¿Es posible la independencia de Cataluña?

LIBERTAD DIGITAL 14/09/16
JOSÉ GARCÍA DOMÍNGUEZ

Es sabido que el destino histórico de aquel Estado que en su día respondiera por República Federativa de Yugoslavia se decidió no en los cuarteles de Belgrado ni tampoco en las calles y plazas de Zagreb, sino en algún pulcro despacho oficial de Berlín. Sin el plácet de Alemania, también es sabido, Croacia nunca habría osado dar el último paso, el que condujo a la guerra civil y, a la postre, a la voladura controlada del país. Es una regla no escrita: en la región oriental de Europa nada se mueve sin el consentimiento expreso de Rusia. En la occidental, Alemania y, de modo accesorio, Francia asumen, aunque siempre de modo mucho más discreto, ese mismo papel de gendarmes locales. Los Balcanes caían justo en las lindes de esas dos jurisdicciones. Y lo que sirvió para Yugoslavia igual servirá para España. La única posibilidad real de que Cataluña consume la independencia pasa por que la causa de los secesionistas logre la neutralidad, como mínimo la neutralidad, de alguno de los grandes decisores que dominan el tablero europeo.

Un avatar que sólo se podría materializar si el Estado cometiera la torpeza de recurrir al uso desmesurado de la fuerza en respuesta a las inminentes provocaciones de la Generalitat, esos renovados gestos de insubordinación frente al orden legal que no tardarán en producirse.
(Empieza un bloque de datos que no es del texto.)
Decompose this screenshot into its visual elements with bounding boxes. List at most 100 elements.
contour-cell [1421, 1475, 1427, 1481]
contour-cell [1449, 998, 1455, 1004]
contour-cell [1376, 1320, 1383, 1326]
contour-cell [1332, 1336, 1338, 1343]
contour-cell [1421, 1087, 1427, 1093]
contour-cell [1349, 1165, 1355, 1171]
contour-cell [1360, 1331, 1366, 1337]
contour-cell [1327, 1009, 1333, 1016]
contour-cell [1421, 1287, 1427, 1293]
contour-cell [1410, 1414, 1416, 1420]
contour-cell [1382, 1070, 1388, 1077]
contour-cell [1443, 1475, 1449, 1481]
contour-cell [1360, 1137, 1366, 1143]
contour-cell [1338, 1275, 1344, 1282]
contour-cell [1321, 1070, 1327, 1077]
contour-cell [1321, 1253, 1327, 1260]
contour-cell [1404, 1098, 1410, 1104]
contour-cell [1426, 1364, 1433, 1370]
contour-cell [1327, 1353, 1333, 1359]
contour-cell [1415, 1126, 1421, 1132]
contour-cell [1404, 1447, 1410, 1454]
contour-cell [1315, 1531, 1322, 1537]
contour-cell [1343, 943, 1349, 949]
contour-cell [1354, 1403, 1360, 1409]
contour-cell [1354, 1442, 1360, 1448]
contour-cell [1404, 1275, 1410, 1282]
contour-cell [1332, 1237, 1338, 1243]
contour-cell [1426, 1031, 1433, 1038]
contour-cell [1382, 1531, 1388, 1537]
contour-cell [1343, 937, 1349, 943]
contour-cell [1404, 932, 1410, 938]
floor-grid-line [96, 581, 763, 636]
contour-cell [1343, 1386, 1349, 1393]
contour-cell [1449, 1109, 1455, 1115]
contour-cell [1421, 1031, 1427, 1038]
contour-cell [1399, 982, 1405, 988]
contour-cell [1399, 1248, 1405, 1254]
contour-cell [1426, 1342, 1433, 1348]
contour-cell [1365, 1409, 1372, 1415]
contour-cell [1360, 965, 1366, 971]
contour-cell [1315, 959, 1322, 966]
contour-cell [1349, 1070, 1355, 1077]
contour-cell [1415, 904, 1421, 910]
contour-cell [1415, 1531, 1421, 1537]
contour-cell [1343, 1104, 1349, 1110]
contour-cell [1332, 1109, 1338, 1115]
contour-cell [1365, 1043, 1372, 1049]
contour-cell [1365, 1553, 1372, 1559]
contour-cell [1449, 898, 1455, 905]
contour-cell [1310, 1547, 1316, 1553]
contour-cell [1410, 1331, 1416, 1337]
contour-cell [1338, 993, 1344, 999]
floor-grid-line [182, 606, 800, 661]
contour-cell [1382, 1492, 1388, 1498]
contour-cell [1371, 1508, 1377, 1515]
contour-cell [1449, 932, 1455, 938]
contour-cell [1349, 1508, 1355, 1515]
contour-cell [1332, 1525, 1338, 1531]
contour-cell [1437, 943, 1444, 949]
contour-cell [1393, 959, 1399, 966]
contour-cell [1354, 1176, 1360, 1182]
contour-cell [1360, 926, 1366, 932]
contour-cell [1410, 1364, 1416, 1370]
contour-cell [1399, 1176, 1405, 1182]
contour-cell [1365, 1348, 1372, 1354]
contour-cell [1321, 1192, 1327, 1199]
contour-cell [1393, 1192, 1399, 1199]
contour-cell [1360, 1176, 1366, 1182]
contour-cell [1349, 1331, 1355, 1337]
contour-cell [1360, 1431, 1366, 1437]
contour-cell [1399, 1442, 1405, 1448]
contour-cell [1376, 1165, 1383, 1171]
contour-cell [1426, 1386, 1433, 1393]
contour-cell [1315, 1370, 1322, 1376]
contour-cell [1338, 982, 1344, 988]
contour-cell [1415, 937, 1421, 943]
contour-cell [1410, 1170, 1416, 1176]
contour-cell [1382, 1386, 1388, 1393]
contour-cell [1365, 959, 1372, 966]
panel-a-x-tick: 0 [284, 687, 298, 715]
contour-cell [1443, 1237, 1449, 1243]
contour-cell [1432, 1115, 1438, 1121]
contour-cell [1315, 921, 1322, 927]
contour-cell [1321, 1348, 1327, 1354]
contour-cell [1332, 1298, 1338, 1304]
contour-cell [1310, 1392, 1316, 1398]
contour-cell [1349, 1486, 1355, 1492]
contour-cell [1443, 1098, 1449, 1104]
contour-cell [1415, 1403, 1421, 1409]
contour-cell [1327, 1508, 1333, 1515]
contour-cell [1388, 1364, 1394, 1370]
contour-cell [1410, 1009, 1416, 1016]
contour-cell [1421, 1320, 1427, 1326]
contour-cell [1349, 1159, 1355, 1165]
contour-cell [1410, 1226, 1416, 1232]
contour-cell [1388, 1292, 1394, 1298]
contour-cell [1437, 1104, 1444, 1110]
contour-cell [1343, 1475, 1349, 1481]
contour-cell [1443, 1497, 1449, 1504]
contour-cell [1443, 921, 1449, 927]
Con una cierta ingenuidad pueril, los de la CUP acaban de reconocer que ese, el de una espiral de violencia institucional inducida que internacionalice el choque con Madrit, es el escenario óptimo que, en la medida de sus posibilidades, tratarán de forzar a partir de ahora. Por lo demás, algo en extremo improbable dado el carácter pequeñoburgués y refractario a la épica sacrificial que caracteriza al grueso del movimiento catalanista. Así, descartadas las estampas más o menos belicosas de confrontación física abierta, tan contrarias a la idiosincrasia local, su ansiada internacionalización del conflicto solo podría pasar por la celebración de un referéndum unilateral de independencia que contase, asunto trascendental, con la participación de los discrepantes con el proyecto de ruptura con España.

La paradoja es que necesitan que los refractarios a la secesión legitimen de puertas afuera la quiebra del orden constitucional a través de su concurso en ese plebiscito. Ellos entienden, y no se equivocan, que Europa únicamente podría llegar a mostrarse complaciente en alguna medida con la fractura de la soberanía española si, y solo si, en el seno de la sociedad catalana el acuerdo al respecto alcanzase una mayoría muy reforzada, del orden del ochenta por cierto de la población. Ahora mismo, sin embargo, los separatistas representan una mayoría muy escasa del censo, poco, muy poco más de la mitad. Y con eso se pueden organizar impresionantes manifestaciones, sí, pero no se rompe un Estado. Para partir la columna vertebral de un país hay que tener detrás al ochenta o al noventa por ciento de la gente. Algo que a día de hoy distan de poseer. He ahí la razón de que se antoje tan importante que los comunes de Colau -Podemos no existe en Cataluña- se prestasen a participar en un referéndum, huelga decir que ilegal. A efectos políticos, el 9-N no supuso nada más que una pachanguita folclórica e intrascendente. Nadie, empezando por ellos mismos, se tomó en serio aquella performance por la sencilla razón de que la tercera Cataluña, esa que ni se entusiasma con los españolistas ni con los separatistas, no se prestó a participar en el juego. Y esa tercera Cataluña, nos guste o no, es la que al final acabará decidiendo el ganador de la partida. ¿Y qué harán llegado el caso? Sospecho que ni la propia Colau lo sabe a estas horas.